一方、ホームシアターのようにスピーカーを構築するスタイルを『リアルサラウンド』と呼びます。スピーカー5本とサブウーファー1本で構築し、立体的な音響と高い臨場感を生み出すのです。

ヘッドホンと比較すると、ホームシアターはコストと場所が必要になります。

おすすめの5.1chヘッドホン

ここからは、5.1chを楽しめるヘッドホン3種類を紹介していきます。それぞれ個性的な製品ですので、自分に合うヘッドホンを探してみましょう。

BUFFALO ゲーミングヘッドセット 5.1chサラウンドシステム

片耳に4つずつのスピーカーを内蔵し、合計8つのスピーカーで5.1chサラウンドを実現したヘッドセットです。USBで接続する有線タイプで、使用環境に応じて好みの音質の調整が容易な『Xear 3D Soundドライバー』も付属しています。

商品名は『ゲーミング』となっていますが、ライブ音源や映画などのコンテンツも楽しめます。

  • 商品名:BUFFALO ゲーミングヘッドセット 5.1chサラウンドシステム
  • 価格:3103円(税込)
  • Amazon:商品ページ

Astro Gaming A40 TR + MIXAMP Pro

アストロオーディオの技術者とプロゲーマーが協力して、高音質を追求して開発された5.1chヘッドホンです。

装着時のストレスを軽減するために、素材・構造・軽量化にこだわると同時に、付属しているマイクの高性能化も実現しました。

  • 商品名:Astro Gaming A40 TR + MIXAMP Pro
  • 価格:3万989円(税込)
  • Amazon:商品ページ

Parrot Zik 3 密閉型 ワイヤレスヘッドホン

フランス人のデザイナー、フィリップ・スタルクがデザインしたことで話題になったBluetooth対応のワイヤレスヘッドホンです。
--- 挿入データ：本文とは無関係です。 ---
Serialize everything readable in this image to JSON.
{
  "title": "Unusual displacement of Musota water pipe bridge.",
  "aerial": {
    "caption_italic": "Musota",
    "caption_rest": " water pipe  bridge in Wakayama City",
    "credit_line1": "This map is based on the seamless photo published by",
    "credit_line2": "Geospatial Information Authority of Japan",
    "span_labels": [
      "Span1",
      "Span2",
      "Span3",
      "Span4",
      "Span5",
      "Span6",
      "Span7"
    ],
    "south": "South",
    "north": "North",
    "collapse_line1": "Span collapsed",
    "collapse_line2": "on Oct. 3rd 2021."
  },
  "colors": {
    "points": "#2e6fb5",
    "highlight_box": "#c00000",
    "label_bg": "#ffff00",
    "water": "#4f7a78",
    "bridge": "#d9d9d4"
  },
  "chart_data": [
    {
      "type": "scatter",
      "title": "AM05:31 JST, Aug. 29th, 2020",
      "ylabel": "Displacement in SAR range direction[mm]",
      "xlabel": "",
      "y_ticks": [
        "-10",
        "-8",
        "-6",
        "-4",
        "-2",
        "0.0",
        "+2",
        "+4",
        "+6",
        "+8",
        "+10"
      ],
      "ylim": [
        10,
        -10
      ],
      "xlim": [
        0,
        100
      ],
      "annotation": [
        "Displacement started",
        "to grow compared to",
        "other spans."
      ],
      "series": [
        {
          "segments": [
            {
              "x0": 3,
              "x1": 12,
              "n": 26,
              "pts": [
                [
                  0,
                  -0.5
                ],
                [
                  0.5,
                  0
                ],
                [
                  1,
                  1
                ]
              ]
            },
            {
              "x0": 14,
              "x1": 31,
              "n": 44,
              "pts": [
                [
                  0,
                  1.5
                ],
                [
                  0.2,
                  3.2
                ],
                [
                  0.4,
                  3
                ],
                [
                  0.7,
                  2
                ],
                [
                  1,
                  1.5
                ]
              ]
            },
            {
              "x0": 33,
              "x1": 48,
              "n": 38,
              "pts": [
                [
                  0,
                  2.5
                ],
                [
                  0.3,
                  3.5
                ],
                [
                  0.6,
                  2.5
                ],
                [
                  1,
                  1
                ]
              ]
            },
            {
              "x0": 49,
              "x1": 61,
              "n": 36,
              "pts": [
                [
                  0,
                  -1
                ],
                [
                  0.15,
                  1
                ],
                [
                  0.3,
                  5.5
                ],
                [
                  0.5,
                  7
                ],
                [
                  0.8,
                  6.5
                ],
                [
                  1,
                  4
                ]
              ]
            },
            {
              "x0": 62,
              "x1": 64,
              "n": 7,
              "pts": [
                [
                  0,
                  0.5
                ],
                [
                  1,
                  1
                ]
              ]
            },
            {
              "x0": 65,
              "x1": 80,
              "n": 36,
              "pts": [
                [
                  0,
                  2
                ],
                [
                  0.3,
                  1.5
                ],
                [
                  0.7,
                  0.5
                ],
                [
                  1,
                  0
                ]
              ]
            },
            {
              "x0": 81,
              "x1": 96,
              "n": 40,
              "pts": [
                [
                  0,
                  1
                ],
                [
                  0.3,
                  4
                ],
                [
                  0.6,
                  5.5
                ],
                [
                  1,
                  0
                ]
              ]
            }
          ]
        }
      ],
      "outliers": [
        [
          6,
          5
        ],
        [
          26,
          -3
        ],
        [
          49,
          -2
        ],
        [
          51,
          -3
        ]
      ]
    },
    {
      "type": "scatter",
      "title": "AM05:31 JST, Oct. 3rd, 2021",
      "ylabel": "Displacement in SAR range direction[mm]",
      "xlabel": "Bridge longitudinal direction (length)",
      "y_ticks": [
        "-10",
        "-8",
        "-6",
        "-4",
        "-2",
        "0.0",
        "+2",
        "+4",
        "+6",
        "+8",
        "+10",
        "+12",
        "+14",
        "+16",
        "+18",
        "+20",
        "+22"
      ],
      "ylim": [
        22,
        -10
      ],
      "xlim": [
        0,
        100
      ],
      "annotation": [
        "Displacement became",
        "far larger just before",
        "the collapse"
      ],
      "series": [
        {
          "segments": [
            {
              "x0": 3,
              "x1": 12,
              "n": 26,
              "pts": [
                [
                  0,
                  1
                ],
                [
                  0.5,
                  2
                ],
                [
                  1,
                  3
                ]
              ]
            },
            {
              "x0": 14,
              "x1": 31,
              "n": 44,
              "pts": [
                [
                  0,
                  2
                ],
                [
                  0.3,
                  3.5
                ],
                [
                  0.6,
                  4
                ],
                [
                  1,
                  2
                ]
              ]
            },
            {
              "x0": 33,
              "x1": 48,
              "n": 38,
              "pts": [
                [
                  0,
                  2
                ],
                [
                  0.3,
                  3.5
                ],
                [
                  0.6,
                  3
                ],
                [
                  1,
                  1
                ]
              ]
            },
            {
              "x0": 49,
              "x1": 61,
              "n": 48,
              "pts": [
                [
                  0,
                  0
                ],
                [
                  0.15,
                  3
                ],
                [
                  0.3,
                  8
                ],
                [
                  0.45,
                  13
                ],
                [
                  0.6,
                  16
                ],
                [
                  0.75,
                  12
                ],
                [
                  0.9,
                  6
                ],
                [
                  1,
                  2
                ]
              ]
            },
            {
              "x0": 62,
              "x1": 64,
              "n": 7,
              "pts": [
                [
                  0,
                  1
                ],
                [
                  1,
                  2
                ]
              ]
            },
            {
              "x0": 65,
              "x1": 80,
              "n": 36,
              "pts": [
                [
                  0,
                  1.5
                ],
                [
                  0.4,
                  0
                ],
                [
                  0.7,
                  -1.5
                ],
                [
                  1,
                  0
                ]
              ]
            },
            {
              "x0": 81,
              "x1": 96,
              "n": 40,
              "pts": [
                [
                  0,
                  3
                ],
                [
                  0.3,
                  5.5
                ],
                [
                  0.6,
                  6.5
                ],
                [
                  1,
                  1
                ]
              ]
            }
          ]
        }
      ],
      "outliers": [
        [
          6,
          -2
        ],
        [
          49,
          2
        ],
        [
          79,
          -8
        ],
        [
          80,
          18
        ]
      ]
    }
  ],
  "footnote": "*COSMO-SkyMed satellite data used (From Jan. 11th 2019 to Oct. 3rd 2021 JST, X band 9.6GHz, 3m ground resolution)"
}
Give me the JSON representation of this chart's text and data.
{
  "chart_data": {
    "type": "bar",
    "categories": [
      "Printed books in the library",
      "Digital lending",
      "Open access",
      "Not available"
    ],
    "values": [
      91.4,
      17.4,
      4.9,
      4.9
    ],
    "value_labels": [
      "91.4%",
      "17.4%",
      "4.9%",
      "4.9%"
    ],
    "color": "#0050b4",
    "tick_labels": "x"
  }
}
曲送りや音量の調整等は、本体の側面のあるタッチ式のコマンドパネルで行い、ヘッドホンを外すと自動時にサウンドがストップするという機能も搭載しています。

ちなみに、USBで 接続するとハイレゾ音源にも対応します。

  • 商品名:Parrot Zik 3 密閉型 ワイヤレスヘッドホン
  • 価格:2万9500円(税込)
  • Amazon:商品ページ

5.1chで臨場感のあるサウンドを

ホームシアターを構築するとなると少しハードルが高いかもしれないですが、ヘッドホンであれば気軽に5.1chサウンドを楽しめます。

より本格的なサウンドを追求したい人は、5.1chヘッドホンにチャレンジしてみてはいかがでしょうか。